Sustainability is a cornerstone of our strategy. Our mission emphasizes keeping operations local. Kenya’s grid power is already 92% renewable, primarily sourced from hydro, wind, and geothermal energy. This provides a significant advantage, especially considering the stable grid power we enjoy, unlike challenges faced in other African countries such as South Africa or Nigeria.
At our current facility, we achieve over 99.5% uptime from the grid alone. However, we have constructed our facility to meet tier three plus standards, ensuring 99.9999% uptime to meet the stringent requirements of our clients. While we have substantial backup infrastructure including UPS power and larger generators, our reliable grid uptime minimizes the need for diesel and other fossil fuels as backups.
Regarding the remaining 8% of non-green energy, we are exploring options such as carbon credits to offset our carbon footprint. Additionally, sustainability extends to our supply chain, prioritizing local materials and talent. Schneider is our key power partner, and we are fortunate that much of our switchgear and power infrastructure is fabricated and manufactured locally in Kenya by Schneider.
These elements reflect our steadfast commitment to maintaining rigorous sustainability standards throughout our operations.
As a new entrant in this market, how challenging is it to convince companies and clients that you can deliver?
Firstly, many existing market players rely on legacy technologies like underfloor cabling and older power equipment.
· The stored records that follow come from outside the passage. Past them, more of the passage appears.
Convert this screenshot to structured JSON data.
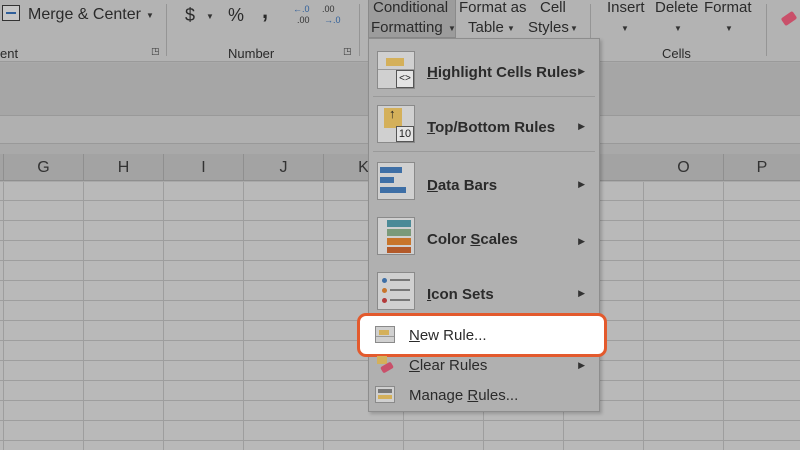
{
  "ribbon": {
    "partial_group_label": "ent",
    "merge_center": "Merge & Center",
    "currency_symbol": "$",
    "percent_symbol": "%",
    "comma_symbol": ",",
    "inc_decimal_top": "←.0",
    "inc_decimal_bottom": ".00",
    "dec_decimal_top": ".00",
    "dec_decimal_bottom": "→.0",
    "number_group": "Number",
    "cf_line1": "Conditional",
    "cf_line2": "Formatting",
    "fat_line1": "Format as",
    "fat_line2": "Table",
    "cs_line1": "Cell",
    "cs_line2": "Styles",
    "insert": "Insert",
    "delete": "Delete",
    "format": "Format",
    "cells_group": "Cells"
  },
  "columns": [
    "G",
    "H",
    "I",
    "J",
    "K",
    "O",
    "P"
  ],
  "menu": {
    "highlight_cells": {
      "pre": "",
      "key": "H",
      "post": "ighlight Cells Rules"
    },
    "top_bottom": {
      "pre": "",
      "key": "T",
      "post": "op/Bottom Rules"
    },
    "top_bottom_badge": "10",
    "highlight_badge": "<>",
    "data_bars": {
      "pre": "",
      "key": "D",
      "post": "ata Bars"
    },
    "color_scales": {
      "pre": "Color ",
      "key": "S",
      "post": "cales"
    },
    "icon_sets": {
      "pre": "",
      "key": "I",
      "post": "con Sets"
    },
    "new_rule": {
      "pre": "",
      "key": "N",
      "post": "ew Rule..."
    },
    "clear_rules": {
      "pre": "",
      "key": "C",
      "post": "lear Rules"
    },
    "manage_rules": {
      "pre": "Manage ",
      "key": "R",
      "post": "ules..."
    }
  },
  "colors": {
    "highlight_border": "#e35a2d",
    "data_bar_blue": "#3e6fa6",
    "scale_orange": "#c8752b",
    "scale_teal": "#4b8a97",
    "rule_yellow": "#d4b05a"
  }
}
In contrast, we offer solid floors and the capability to provide very high-density power, which our competitors currently cannot match. Moreover, several existing data centers are nearing full capacity. This is where we step in, catering to the hyperscalers’ need for larger deployments and greater demand. We are positioned as one of the key players capable of meeting these requirements promptly, considering the significant lead times involved in infrastructure setup. With the hyperscalers, we have a first-mover advantage. Furthermore, drawing on our team’s extensive expertise spanning over 20 years in building world-class infrastructure globally, we leverage this knowledge to reinforce our capabilities.